By default, courts thus base their judgments on the provisions of codes and statutes, from which solutions in particular cases are to be derived. Courts thus have to reason extensively on the basis of general rules and principles of the code, often drawing analogies from statutory provisions to fill lacunae and to achieve coherence. By contrast, in the common law system, cases are the primary source of law, while statutes are only seen as incursions into the common law and thus interpreted narrowly. The underlying principle of separation of powers is seen somewhat differently in civil law and common law countries.
In some common law countries, especially the United States, judges are seen as balancing the power of the other branches of government. By contrast, the original idea of separation of powers in France was to assign different roles to legislation and to judges, with the latter only applying the law (the judge as la bouche de la loi; ‘the mouth of the law’). This translates into the fact that many civil law jurisdictions reject the formalistic notion of binding precedent (although paying due consideration to settled case-law), and that certain civil law systems are based upon the inquisitorial system rather than the adversarial system.
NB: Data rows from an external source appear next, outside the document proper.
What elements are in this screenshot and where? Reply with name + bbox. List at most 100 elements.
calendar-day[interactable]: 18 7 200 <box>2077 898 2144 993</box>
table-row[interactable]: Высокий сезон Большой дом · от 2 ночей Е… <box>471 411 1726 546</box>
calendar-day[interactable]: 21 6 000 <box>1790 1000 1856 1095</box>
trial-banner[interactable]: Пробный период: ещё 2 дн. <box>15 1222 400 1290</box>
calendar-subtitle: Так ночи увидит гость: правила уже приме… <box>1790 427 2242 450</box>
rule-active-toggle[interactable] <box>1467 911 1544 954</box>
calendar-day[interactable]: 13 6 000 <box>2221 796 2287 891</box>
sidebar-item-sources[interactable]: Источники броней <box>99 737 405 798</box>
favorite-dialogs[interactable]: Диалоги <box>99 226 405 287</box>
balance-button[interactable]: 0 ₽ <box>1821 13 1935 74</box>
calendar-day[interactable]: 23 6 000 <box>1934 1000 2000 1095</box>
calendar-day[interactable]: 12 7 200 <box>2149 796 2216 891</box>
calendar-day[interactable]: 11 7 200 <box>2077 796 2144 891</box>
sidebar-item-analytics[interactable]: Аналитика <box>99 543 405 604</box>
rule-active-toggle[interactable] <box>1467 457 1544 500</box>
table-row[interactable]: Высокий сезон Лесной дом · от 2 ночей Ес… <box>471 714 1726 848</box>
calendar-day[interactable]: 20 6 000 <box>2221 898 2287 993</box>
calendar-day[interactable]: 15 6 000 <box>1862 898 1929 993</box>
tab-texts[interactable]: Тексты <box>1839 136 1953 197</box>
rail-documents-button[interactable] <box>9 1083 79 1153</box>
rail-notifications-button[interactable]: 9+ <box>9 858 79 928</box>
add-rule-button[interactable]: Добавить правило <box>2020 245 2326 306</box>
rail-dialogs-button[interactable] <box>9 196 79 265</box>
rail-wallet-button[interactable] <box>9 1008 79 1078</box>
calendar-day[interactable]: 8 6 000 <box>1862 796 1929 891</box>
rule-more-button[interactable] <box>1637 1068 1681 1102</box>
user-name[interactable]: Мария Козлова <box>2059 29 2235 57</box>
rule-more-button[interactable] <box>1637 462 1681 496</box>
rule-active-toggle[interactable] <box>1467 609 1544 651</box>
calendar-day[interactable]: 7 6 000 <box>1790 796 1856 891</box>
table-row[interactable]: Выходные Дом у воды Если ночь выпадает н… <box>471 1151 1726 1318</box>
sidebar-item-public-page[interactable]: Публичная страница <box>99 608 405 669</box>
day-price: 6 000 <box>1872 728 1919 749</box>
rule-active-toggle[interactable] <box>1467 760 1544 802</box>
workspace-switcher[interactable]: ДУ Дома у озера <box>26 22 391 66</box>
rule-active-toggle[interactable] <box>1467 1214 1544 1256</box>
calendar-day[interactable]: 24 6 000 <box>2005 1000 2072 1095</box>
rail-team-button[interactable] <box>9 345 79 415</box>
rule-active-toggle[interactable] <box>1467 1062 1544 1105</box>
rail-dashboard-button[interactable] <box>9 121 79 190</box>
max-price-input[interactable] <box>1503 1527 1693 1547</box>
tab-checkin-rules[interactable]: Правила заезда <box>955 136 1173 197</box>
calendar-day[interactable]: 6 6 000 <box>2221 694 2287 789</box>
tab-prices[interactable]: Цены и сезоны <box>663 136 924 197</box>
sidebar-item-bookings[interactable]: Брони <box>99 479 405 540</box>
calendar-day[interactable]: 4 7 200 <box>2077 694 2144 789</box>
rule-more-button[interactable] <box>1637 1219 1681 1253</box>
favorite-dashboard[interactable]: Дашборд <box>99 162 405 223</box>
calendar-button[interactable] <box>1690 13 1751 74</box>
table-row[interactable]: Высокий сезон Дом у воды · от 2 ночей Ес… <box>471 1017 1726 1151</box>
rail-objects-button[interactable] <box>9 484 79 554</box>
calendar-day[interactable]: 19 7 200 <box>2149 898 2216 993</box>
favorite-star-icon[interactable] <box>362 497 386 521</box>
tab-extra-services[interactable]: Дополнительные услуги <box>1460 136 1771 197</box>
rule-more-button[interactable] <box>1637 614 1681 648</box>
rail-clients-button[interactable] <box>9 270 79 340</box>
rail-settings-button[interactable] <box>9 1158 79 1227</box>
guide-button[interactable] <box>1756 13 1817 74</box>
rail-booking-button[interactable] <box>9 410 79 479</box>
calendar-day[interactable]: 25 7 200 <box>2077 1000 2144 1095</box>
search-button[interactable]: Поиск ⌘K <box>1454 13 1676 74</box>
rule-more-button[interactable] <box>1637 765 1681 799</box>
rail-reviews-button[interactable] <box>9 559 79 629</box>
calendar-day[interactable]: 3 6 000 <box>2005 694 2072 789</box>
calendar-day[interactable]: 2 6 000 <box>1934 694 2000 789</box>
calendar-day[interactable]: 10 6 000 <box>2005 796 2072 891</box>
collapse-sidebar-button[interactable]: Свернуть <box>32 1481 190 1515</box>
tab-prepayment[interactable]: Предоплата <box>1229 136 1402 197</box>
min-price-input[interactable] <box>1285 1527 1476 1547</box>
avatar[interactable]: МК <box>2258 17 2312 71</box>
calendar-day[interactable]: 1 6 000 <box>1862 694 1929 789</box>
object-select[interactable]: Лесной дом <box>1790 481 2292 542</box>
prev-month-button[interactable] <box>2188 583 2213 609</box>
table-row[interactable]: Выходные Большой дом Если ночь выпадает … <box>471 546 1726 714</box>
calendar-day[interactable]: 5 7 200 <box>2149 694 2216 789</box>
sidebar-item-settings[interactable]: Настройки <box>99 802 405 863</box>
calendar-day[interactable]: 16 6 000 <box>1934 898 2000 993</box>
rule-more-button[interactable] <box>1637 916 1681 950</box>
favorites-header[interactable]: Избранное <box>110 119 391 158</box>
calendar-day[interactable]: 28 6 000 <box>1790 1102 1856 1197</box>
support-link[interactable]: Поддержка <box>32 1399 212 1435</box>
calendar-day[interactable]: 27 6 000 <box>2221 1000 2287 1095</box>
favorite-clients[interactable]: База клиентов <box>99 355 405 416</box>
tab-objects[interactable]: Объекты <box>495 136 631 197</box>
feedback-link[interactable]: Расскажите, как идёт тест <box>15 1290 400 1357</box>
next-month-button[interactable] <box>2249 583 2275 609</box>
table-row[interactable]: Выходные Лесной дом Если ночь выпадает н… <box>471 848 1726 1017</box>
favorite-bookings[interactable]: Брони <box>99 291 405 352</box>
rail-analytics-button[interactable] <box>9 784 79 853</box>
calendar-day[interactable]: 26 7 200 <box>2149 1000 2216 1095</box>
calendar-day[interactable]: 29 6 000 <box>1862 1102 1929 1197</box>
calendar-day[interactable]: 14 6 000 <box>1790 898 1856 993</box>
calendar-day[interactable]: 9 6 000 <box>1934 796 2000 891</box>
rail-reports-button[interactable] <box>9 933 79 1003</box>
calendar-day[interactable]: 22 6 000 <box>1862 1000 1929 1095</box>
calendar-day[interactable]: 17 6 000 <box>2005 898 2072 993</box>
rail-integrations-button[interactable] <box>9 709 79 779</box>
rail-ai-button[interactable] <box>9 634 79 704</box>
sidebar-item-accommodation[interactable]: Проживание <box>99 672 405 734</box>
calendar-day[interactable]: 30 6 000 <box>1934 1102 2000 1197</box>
There are other notable differences between the legal methodologies of various civil law countries. For example, it is often said that common law opinions are much longer and contain elaborate reasoning, whereas legal opinions in civil law countries are usually very short and formal in nature. This is in principle true in France, where judges cite only legislation, but not prior case law. (However, this does not mean that judges do not consider it when drafting opinions.)
By contrast, court opinions in German-speaking countries can be as long as English ones, and normally discuss prior cases and academic writing extensively. There are, however, certain sociological differences. Civil law judges are usually trained and promoted separately from advocates, whereas common law judges are usually selected from accomplished and reputable advocates. Also, the influence of articles by legal academics on case law tends to be much greater in civil law countries.